I also found a cool article in the Federal Reserve Bank of Boston's Regional Review, Quarter I, 2003: "Too Much of a Good Thing Can Be Bad." (Carrie Conaway). It's about the development of cholesterol-lowering drugs, which are among the top-sellers in the US, but it touches on the same issues:

"The cost and uncertainty of the drug development process mean that pharmaceutical firms need to receive large returns on any successful drug in order to counterbalance the failures along the way. Yet the products they make, once discovered, are extremely easy for other firms to copy. Without some kind of legal right to the economic returns from their research findings, pharmaceutical companies would have no incentive to develop new drugs—and society would miss out on the new and improved treatments for disease and illness that the companies would discover. To solve this problem, the government grants drug manufacturers patents—short-term monopolies that limit competition and thus help ensure that companies receive a return on their research. But this benefit to inventors comes at a social cost. The shield from competition that patents provide gives manufacturers the economic power to set prices higher than competitive markets would allow, on the very goods that society regards as critically important to make available.

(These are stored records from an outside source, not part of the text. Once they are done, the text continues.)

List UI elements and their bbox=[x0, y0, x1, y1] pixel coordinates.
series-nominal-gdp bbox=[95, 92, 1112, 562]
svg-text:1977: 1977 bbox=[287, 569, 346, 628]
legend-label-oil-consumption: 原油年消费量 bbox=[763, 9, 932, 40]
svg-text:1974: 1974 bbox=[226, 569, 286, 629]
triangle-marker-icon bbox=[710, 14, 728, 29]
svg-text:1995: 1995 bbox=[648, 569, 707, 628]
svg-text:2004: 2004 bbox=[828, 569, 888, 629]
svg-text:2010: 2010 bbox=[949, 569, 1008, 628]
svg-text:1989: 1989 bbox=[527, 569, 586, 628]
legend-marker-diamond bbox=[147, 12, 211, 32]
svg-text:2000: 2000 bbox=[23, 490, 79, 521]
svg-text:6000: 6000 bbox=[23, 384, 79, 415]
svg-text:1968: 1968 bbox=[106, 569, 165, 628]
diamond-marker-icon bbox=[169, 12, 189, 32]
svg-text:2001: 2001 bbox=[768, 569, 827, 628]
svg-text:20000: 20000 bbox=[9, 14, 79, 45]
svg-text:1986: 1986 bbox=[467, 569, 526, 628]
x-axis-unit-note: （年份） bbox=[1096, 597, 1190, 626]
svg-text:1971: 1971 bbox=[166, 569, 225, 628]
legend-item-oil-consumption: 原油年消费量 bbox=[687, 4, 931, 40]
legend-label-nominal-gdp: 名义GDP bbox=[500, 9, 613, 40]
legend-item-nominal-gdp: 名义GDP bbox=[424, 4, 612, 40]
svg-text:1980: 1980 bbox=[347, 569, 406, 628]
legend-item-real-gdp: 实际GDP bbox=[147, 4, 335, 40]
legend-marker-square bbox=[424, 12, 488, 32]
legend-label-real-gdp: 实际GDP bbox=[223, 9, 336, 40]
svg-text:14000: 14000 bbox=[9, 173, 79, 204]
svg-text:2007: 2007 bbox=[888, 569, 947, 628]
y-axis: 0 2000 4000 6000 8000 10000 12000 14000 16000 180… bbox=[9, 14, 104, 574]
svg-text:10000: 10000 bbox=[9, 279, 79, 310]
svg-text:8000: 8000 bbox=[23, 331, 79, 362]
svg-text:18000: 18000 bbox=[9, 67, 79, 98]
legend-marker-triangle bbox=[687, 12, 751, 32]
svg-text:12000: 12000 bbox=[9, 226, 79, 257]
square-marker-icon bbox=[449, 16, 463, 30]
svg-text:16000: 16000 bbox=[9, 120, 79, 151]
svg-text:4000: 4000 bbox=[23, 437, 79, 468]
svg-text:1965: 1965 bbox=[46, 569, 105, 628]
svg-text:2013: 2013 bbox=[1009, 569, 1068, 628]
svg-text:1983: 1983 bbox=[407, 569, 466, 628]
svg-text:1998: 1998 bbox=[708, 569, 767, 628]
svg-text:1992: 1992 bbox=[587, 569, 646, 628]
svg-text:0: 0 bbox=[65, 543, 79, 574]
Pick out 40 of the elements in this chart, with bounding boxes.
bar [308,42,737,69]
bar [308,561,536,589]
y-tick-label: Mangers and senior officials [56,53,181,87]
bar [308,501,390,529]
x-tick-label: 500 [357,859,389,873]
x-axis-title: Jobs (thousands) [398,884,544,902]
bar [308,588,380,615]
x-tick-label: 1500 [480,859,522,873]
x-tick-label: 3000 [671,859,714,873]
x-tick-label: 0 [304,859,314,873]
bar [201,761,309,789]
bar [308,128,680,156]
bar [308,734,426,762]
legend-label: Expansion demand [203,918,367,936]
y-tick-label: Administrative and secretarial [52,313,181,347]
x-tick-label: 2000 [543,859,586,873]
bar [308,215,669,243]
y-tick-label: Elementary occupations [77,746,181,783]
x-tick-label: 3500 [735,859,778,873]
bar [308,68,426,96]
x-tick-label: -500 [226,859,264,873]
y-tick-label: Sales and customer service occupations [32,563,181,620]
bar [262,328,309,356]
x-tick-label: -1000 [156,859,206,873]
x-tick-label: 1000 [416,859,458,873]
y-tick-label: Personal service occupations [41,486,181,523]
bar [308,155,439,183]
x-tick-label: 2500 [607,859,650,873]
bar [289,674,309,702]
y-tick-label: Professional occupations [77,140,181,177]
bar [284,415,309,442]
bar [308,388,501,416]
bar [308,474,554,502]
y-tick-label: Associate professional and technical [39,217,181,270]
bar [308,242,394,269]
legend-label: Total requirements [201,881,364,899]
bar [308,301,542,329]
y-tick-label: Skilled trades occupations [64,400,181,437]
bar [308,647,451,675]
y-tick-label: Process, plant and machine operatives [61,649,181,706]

There is no doubt that patents foster innovation, especially for pharmaceuticals. But it is harder to know whether their current structure has struck the right balance between their costs and benefits for society."

What do you think IS the right balance between pharmaceutical costs and their benefits to society? Does FDA licensing make you feel okay about the safety and efficacy of a drug? Do you think that drug prices are fair? What could we do differently?